In most organizations, managers wear many hats; of course, they need to manage their teams, but many also have nonmanagerial duties, such as working on projects or championing company initiatives. It’s becoming increasingly expected that managers also serve as coaches for their teams. Although the manager-as-coach paradigm is relatively new, interest in that role has grown dramatically among companies in recent years.
Working Themselves Out of a Job
It’s easy to see why. Modern companies increasingly derive value and create new value primarily from their human resources rather than machinery and factories. Therefore, any opportunity to continually and effectively develop talent is given keen interest.
And although it might seem counterintuitive, managers should also play a key role in the promotion of their subordinates. But if a manager’s subordinate is promoted, doesn’t that mean the manager is out of a job? After all, a subordinate’s next level up in the organizational hierarchy is the manager role. But subordinates’ promotion does not necessarily spell disaster for their managers; it often means a promotion opportunity for the managers themselves.
You Won’t Move Up if They Don’t!
For one, managers who can develop their staff into talent that’s ready for promotion are valuable commodities. This means the success of managers’ teams reflects directly and positively on the managers themselves. Additionally, a promotion doesn’t need to be to the existing manager’s position or even within the same team or group.

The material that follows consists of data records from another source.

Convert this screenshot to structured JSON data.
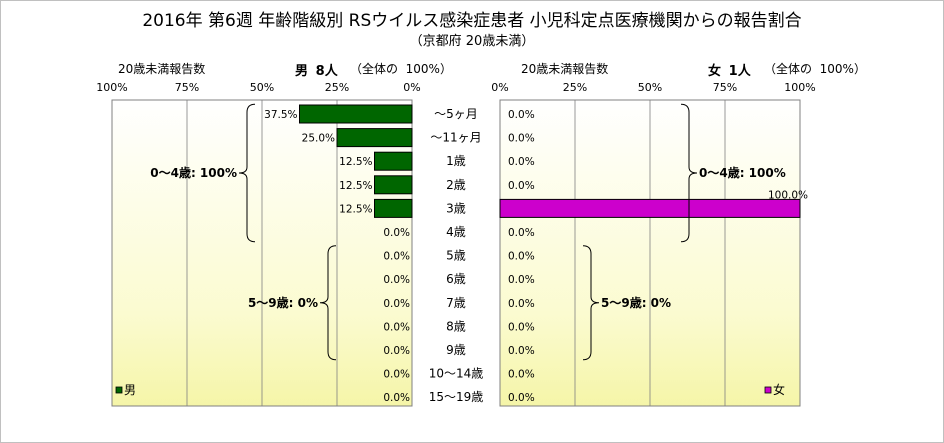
{
  "title": "2016年 第6週 年齢階級別 RSウイルス感染症患者 小児科定点医療機関からの報告割合",
  "subtitle": "（京都府 20歳未満）",
  "colors": {
    "male": "#006600",
    "female": "#cc00cc"
  },
  "chart_data": {
    "type": "bar",
    "orientation": "horizontal",
    "categories": [
      "～5ヶ月",
      "～11ヶ月",
      "1歳",
      "2歳",
      "3歳",
      "4歳",
      "5歳",
      "6歳",
      "7歳",
      "8歳",
      "9歳",
      "10～14歳",
      "15～19歳"
    ],
    "series": [
      {
        "name": "男",
        "values": [
          37.5,
          25.0,
          12.5,
          12.5,
          12.5,
          0.0,
          0.0,
          0.0,
          0.0,
          0.0,
          0.0,
          0.0,
          0.0
        ]
      },
      {
        "name": "女",
        "values": [
          0.0,
          0.0,
          0.0,
          0.0,
          100.0,
          0.0,
          0.0,
          0.0,
          0.0,
          0.0,
          0.0,
          0.0,
          0.0
        ]
      }
    ],
    "data_labels": {
      "male": [
        "37.5%",
        "25.0%",
        "12.5%",
        "12.5%",
        "12.5%",
        "0.0%",
        "0.0%",
        "0.0%",
        "0.0%",
        "0.0%",
        "0.0%",
        "0.0%",
        "0.0%"
      ],
      "female": [
        "0.0%",
        "0.0%",
        "0.0%",
        "0.0%",
        "100.0%",
        "0.0%",
        "0.0%",
        "0.0%",
        "0.0%",
        "0.0%",
        "0.0%",
        "0.0%",
        "0.0%"
      ]
    },
    "xlim": [
      0,
      100
    ],
    "left_ticks": [
      "100%",
      "75%",
      "50%",
      "25%",
      "0%"
    ],
    "right_ticks": [
      "0%",
      "25%",
      "50%",
      "75%",
      "100%"
    ],
    "tick_values_left": [
      100,
      75,
      50,
      25,
      0
    ],
    "tick_values_right": [
      0,
      25,
      50,
      75,
      100
    ],
    "left_header": {
      "label": "20歳未満報告数",
      "sex": "男",
      "count": "8人",
      "total_note": "（全体の",
      "total_pct": "100%）"
    },
    "right_header": {
      "label": "20歳未満報告数",
      "sex": "女",
      "count": "1人",
      "total_note": "（全体の",
      "total_pct": "100%）"
    },
    "groups": {
      "male": [
        {
          "label": "0～4歳: 100%",
          "from": 0,
          "to": 5
        },
        {
          "label": "5～9歳: 0%",
          "from": 6,
          "to": 10
        }
      ],
      "female": [
        {
          "label": "0～4歳: 100%",
          "from": 0,
          "to": 5
        },
        {
          "label": "5～9歳: 0%",
          "from": 6,
          "to": 10
        }
      ]
    },
    "legend": {
      "male": "男",
      "female": "女",
      "placement": "bottom"
    },
    "grid": true
  }
}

On a more practical level, an obstacle many companies face after an employee’s promotion is having to replace the individual. Some employees might see this as a positive because it signifies job security, but job security can be a double-edged sword.
Paving the Way for Your Replacement
If a company needs an employee to be in a specific role because that employee is the only one who can do the job, the company doesn’t have the option to move the employee to a new position he or she might be interested in, including a promotion. But if a manager does a great job developing his or her team, there will be options executives can choose from when the manager is up for a promotion.
Managers are already busy with managing teams and performing other essential tasks, but they are increasingly being expected to act as coaches and talent developers, which often includes setting subordinates up for promotions. Managers who can groom their staff for advancement are often seen as prime candidates for advancement themselves, in part because the success of a manager’s team is a direct reflection of the success of the manager.